Convert from DNS/Web/Mail to DNS/Mail lets certs expire in dovecot.conf

Using Centos, but I doubt that matters.

"full" customer, using all the stuff in virtualmin, moves his website to another host, but leaves DNS and Mail here. So, turn off the "Apache" stuff and its all good. Time passes, and the SSL certs that were happily used in Dovecot timeout, since Apache SSL isn't there any more to update them. Dovecot of course doesn't complain, and things are fine, but SSL connections start failing to the dovecot server on that domain. Not all the connections, just some (thats a different problem).

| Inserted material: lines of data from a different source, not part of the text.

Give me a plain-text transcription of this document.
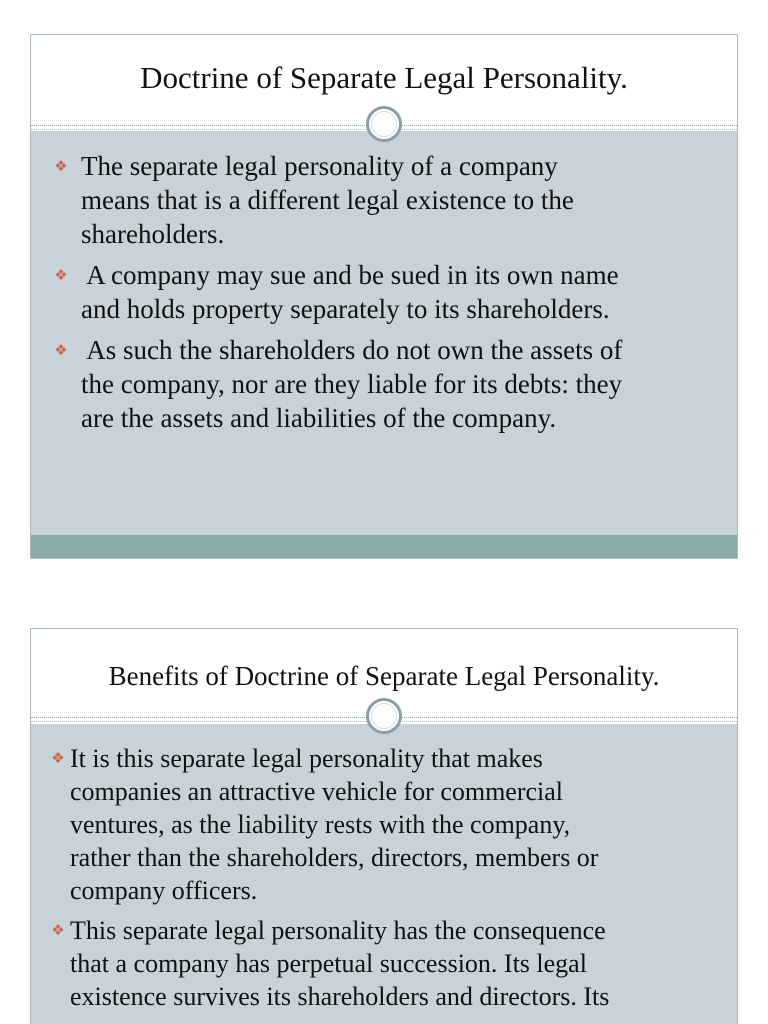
Doctrine of Separate Legal Personality.
❖
The separate legal personality of a company
means that is a different legal existence to the
shareholders.
❖
A company may sue and be sued in its own name
and holds property separately to its shareholders.
❖
As such the shareholders do not own the assets of
the company, nor are they liable for its debts: they
are the assets and liabilities of the company.
Benefits of Doctrine of Separate Legal Personality.
❖
It is this separate legal personality that makes
companies an attractive vehicle for commercial
ventures, as the liability rests with the company,
rather than the shareholders, directors, members or
company officers.
❖
This separate legal personality has the consequence
that a company has perpetual succession. Its legal
existence survives its shareholders and directors. Its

So, if you remove the Apache SSL settings from a virtual domain, should either find a different way of keeping the SSL up to date, or remove it from dovecot.conf. Would be great if Virtualmin would just keep updating the domains SSL cert though.

Status: 
Active

Comments

This is a difficult situation to handle correctly, as without a website there is no way to add an SSL cert for a domain, and no way to request a new one from Let's Encrypt. We could automatically remove it from Dovecot, but the result would still be an invalid certificate served to clients.

DNS is still there, use that instead? So when Apache SSL is removed, still allow access to the Lets Encrypt stuff in the domain but use DNS verification?

That could work - currently Virtualmin ties it's SSL support to a website being enabled for the domain, but this isn't strictly necessary. This is on our roadmap already, and I'll update this ticket when it happens.